Hipotensi akan memburuk keadan, harus dipertahankan tekanan perfusi paling
sedikit 70 mmHg, yang membutuhkan tekanan sistol 100-110 mmHg, pada
penderita kepala. Peningkatan vasokonstriksi tubuh secara umum menyebabkan
lebih banyak darah dialirkan ke paru, perubahan permiabilitas pembulu darah paru
berperan pada proses berpindahnya cairan ke alveolus. Kerusakan difusi oksigen
akan karbondioksida dari darah akan menimbulkan peningkatan tekanan
intracranial (TIK) lebih lanjut.
2. Peningkatan tekanan intracranial (TIK)
Tekana intrakranial dinilai berbahaya jika peningkatan hingga 15 mmHg, dan
herniasi dapat terjadi pada tekanan diatas 25 mmHg. Tekanan darah yang
mengalir dalam otak disebut sebagai tekan perfusi rerebral. Yang merupakan
komplikasi serius dengan akibat herniasi dengan gagal pernafasan dan gagal
jantung serta kematian.
3. Kejang pasca trauma
Kejang yang terjadi setelah masa trauma yang dialami pasien merupakan salah
satu komplikasi serius. Insidensinya sebanyak 10%, terjadi di awal cedera 4-25%
(dalam 7 hari cedera), terjadi terlambat 9-42% (setelah 7 hari trauma). Faktor
risikonya adalah trauma penetrasi, hematom (subdural, epidural, parenkim),
fraktur depresi kranium, kontusio serebri, glasglow coma scale (GCS) <10.
G. Pemeriksaan penunjang
1. Foto Rontgen Polos
Pada cedera kepala perlu dibuat foto rontgen kepala dan kolumna vertebralis
servikalis. Film diletakkan pada sisi lesi akibat benturan. Bila lesi terdapat di
daerah oksipital, buatkan foto anteriorposterior. Bila lesi terdapat di daerah frontal
buatkan foto posterioranterior. Bila lesi terdapat di daerah temporal, pariental atau
frontal lateral kiri, film diletakkan pada sisi kiri dan dibuat foto dari kanan ke kiri.
Kalau diduga ada fraktur basis kranii, maka dibuatkan foto basis kranii dengan
kepala menggantung dan sinar rontgen terarah tegak lurus pada garis antar
angulus mandibularis (tulang rahang bawah).

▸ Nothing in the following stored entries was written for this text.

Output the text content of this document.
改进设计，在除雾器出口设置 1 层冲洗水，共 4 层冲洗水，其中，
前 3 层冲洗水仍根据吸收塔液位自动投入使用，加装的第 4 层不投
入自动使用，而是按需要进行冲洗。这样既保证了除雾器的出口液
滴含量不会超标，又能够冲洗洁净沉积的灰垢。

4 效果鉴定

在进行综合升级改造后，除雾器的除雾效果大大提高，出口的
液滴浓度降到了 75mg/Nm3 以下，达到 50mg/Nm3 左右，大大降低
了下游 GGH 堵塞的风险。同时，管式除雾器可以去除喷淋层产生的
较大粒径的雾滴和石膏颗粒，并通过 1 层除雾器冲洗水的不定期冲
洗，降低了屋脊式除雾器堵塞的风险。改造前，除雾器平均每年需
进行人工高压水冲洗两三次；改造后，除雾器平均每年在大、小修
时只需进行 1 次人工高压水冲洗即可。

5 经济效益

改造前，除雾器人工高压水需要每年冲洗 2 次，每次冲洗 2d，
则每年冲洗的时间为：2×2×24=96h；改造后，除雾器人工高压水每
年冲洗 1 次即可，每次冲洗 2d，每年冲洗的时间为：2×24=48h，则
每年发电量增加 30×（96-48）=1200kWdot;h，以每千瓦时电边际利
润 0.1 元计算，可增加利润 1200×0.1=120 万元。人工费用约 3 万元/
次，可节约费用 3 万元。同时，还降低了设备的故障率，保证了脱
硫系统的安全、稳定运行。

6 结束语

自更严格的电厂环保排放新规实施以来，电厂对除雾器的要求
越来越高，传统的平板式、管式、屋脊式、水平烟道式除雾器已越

2. Computed Temografik Scan (CT-Scan)
Computed Temografik Scan (CT-Scan) kepala merupakan standard baku untuk
mendeteksi perdarahan intrakranial. Semua pasien dengan glasglow coma scale
(GCS) <12 sebaiknya menjalankan pemeriksaan Computed Temografik Scan
(CT-Scan), sedangkan pada pasien dengan glasglow coma scale (GCS) >12
Computed Temografik Scan (CT-Scan) dilakukan hanya dengan indikasi tertentu
seperti: nyeri kepala hebat, adanya tanda-tanda fraktur basis kranii, adanya
riwayat cedera yang berat, muntah lebih dari satu kali, penderita lansia (> 65
tahun) dengan penurunan kesadaran atau anamnesia, kejang, riwayat gangguan
vaskuler atau menggunakan obat-obat anti koagulen, rasa baal pada tubuh,
gangguan keseimbangan atau berjalan, gangguan orientasi, berbicara, membaca,
dan menulis.
3. Magnetic Resonance Imaging (MRI)
MRI adalah teknik pencitraan yang lebih sensitif dibandingkan dengan Computed
Temografik Scan (CT-Scan). Kelainan yang tidak tampak pada Computed
Temografik Scan (CT-Scan) dapat dilihat dengan Magnetic Resonance Imaging
(MRI). Namun, dibutuhkan waktu pemeriksaan lebih lama dibandingkan dengan
Computed Temografik Scan (CT-Scan) sehingga tidak sesuai dengan situasi
gawat darurat.
H. Penatalaksanaan
Menurut Sezanne C. Smeltzer & Brenda G. Bare (2013), penatalaksanaan cedera
kepala adalah :
1. Dexamethason/ kalmetason sebagai pengobatan anti edema serebral, dosis sesuai
dengan berat ringannya trauma.
2. Therapi hiperventilasi (trauma kepala berat) untuk mengurang vasodilatasi.
3. Pemberian analgetik.
4. Pengobatan antiedema dengan larutan hipertonis yaitu; manitol 20%, glukosa 40%
atau gliserol.
5. Antibiotik yang mengandung barier darah otak (pinicilin) atau untuk infeksi
anaerob diberikan metronidazole.
6. Makanan atau caioran infus dextrose 5%, aminousin, aminofel (18 jam pertama
dari terjadinya kecelakaan) 2-3 hari kemudian diberikan makanan lunak.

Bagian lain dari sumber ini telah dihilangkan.